Conflicts become intractable when both sides cease to believe in the possibility of there being reasonable people on the otherby Tom Clark / August 17, 2018 / Leave a comment
Published in September 2018 issue of Prospect Magazine
“I’ve always been a supporter of Israel,” wrote the Conservative peer Daniel Finkelstein in The Times this summer, “ever since my mum told me about the people who had left Belsen with her on the train and found themselves homeless.” That isn’t a perspective to be casually dismissed. Nor is that of Nasser Nawaja, the Palestinian Donald Macintyre met in the West Bank. His father was displaced as a toddler by the state’s creation; he was then carried from his own home on his father’s shoulders when the settlers arrived, and he could soon be forced to uproot his own toddler in turn.

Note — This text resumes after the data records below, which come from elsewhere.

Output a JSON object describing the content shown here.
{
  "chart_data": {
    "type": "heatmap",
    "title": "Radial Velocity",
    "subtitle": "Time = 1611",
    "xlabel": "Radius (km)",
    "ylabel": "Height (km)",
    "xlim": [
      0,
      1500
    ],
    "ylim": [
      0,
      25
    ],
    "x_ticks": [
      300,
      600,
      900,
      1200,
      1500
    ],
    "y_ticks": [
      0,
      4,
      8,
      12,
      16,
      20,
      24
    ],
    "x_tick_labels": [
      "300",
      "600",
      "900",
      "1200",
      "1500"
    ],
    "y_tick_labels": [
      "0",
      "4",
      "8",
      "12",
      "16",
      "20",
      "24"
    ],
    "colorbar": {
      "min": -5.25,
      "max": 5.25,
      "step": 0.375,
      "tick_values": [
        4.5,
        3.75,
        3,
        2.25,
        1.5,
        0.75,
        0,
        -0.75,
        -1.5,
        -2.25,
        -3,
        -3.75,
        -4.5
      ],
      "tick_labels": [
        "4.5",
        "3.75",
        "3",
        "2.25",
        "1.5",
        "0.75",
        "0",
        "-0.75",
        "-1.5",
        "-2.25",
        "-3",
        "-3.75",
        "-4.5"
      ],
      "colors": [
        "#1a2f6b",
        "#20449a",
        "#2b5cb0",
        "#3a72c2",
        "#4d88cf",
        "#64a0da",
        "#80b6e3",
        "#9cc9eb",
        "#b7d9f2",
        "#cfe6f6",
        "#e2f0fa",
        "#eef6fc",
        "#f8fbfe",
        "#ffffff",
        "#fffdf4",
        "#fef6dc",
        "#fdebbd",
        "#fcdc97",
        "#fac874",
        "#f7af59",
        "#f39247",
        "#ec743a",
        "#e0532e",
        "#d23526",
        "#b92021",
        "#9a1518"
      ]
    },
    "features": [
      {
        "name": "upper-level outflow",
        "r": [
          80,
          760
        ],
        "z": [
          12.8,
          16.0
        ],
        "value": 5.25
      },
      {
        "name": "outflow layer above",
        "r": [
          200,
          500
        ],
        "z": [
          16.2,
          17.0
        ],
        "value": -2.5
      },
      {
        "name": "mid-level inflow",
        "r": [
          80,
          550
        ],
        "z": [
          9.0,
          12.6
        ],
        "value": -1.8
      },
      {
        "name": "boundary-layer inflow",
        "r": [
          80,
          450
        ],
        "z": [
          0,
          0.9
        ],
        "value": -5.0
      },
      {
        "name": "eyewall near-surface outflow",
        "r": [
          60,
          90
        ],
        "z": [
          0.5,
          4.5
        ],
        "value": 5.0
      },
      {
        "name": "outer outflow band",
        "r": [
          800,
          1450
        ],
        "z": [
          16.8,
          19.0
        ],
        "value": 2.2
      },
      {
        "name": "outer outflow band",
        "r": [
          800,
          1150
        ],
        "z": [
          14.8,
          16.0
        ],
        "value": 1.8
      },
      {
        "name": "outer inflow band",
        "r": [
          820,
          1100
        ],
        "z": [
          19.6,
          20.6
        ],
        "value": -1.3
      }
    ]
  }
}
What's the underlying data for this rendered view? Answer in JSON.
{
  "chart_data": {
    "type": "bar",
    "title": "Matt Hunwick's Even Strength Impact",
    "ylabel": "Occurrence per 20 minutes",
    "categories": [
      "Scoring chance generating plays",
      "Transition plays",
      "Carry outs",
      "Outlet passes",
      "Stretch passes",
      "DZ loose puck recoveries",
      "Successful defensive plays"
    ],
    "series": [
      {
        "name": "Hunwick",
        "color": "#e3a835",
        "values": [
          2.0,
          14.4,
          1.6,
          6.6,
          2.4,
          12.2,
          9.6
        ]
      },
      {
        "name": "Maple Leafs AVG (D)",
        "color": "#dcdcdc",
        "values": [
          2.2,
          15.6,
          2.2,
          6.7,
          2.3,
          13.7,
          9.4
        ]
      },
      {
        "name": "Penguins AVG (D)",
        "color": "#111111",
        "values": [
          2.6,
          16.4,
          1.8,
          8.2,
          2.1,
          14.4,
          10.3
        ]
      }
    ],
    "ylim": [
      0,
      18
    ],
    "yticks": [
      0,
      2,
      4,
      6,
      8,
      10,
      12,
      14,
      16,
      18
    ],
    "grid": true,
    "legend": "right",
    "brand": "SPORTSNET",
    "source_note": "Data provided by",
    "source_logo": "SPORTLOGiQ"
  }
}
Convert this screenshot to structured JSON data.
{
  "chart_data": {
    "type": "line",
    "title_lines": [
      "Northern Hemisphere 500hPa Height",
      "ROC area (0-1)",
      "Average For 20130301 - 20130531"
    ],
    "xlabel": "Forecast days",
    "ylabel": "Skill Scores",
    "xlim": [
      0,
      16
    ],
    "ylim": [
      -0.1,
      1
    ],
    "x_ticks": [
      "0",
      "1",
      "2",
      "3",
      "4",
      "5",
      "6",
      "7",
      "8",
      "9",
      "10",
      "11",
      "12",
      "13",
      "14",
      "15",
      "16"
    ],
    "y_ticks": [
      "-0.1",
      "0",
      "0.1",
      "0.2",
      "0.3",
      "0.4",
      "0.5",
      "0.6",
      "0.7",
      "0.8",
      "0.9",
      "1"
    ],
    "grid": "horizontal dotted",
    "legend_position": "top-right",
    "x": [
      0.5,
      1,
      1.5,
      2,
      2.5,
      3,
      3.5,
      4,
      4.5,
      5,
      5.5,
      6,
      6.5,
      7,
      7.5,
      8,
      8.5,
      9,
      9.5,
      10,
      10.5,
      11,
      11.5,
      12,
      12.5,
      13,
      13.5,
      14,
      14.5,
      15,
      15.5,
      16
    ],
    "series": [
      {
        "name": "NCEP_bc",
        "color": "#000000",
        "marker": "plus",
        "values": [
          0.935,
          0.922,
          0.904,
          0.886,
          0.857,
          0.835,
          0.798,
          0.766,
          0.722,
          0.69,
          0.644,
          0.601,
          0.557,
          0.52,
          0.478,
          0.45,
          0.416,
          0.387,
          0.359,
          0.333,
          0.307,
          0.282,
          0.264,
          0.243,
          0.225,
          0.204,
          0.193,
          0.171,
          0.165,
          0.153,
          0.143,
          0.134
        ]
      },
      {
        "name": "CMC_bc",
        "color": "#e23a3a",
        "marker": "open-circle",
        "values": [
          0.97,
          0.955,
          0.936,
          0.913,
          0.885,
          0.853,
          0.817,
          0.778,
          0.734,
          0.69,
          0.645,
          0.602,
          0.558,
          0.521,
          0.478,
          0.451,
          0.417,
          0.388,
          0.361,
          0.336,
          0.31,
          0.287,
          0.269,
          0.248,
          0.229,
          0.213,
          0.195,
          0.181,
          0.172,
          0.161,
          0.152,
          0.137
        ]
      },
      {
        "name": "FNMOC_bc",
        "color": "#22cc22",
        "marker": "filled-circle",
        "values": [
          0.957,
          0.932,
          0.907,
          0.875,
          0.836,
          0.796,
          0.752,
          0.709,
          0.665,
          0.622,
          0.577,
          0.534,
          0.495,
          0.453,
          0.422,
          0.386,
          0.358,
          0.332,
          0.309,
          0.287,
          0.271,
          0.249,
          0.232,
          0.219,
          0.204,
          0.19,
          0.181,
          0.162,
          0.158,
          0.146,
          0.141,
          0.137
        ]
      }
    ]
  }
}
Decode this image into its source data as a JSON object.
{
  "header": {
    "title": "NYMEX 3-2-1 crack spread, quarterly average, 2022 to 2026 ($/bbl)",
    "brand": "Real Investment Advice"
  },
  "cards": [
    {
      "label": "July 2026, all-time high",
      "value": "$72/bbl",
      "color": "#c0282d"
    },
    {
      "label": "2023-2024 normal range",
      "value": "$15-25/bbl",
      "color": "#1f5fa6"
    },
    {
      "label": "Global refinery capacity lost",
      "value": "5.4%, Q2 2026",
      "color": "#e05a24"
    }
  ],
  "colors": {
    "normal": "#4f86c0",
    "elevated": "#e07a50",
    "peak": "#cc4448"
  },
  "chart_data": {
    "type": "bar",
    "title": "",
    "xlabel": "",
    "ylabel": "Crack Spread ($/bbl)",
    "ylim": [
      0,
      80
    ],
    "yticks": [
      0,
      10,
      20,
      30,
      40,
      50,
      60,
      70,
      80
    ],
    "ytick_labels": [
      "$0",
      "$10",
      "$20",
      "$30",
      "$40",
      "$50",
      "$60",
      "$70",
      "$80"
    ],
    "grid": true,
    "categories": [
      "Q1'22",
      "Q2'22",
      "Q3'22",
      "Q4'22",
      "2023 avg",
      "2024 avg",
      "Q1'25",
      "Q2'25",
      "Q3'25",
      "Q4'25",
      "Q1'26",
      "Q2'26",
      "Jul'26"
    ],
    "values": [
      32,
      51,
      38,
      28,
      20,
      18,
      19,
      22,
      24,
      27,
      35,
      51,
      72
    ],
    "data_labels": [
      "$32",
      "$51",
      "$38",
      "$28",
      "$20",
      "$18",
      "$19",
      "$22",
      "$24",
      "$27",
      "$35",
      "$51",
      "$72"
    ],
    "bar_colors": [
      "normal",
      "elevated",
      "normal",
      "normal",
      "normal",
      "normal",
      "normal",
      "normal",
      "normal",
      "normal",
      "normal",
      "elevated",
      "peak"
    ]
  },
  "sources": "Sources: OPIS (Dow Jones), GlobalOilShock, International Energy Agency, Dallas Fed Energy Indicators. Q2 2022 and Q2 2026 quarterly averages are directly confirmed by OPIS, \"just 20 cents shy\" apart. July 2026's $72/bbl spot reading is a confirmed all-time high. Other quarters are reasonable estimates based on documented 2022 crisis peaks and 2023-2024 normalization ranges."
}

Conflicts become intractable when both sides cease to believe in the possibility of there being reasonable people on the other. Many families have stories which constitute a powerful argument for Zionism; many others have an inheritance that means they are almost bound to oppose the idea of Israel. The anti-semitism row in the Labour Party reflects many things: faction fighting, individual bigotry and institutional indulgence.
But another aspect is the inability of pro- and anti-Israeli opinion to engage. Even in the remote safety of the UK, the debate is caught in a trap: one side equates Zionism with racism, the other anti-Zionism with anti-Semitism. Engendering mutual empathy within Israel/Palestine itself—where personal freedom, security and prosperity are at stake—is tougher still.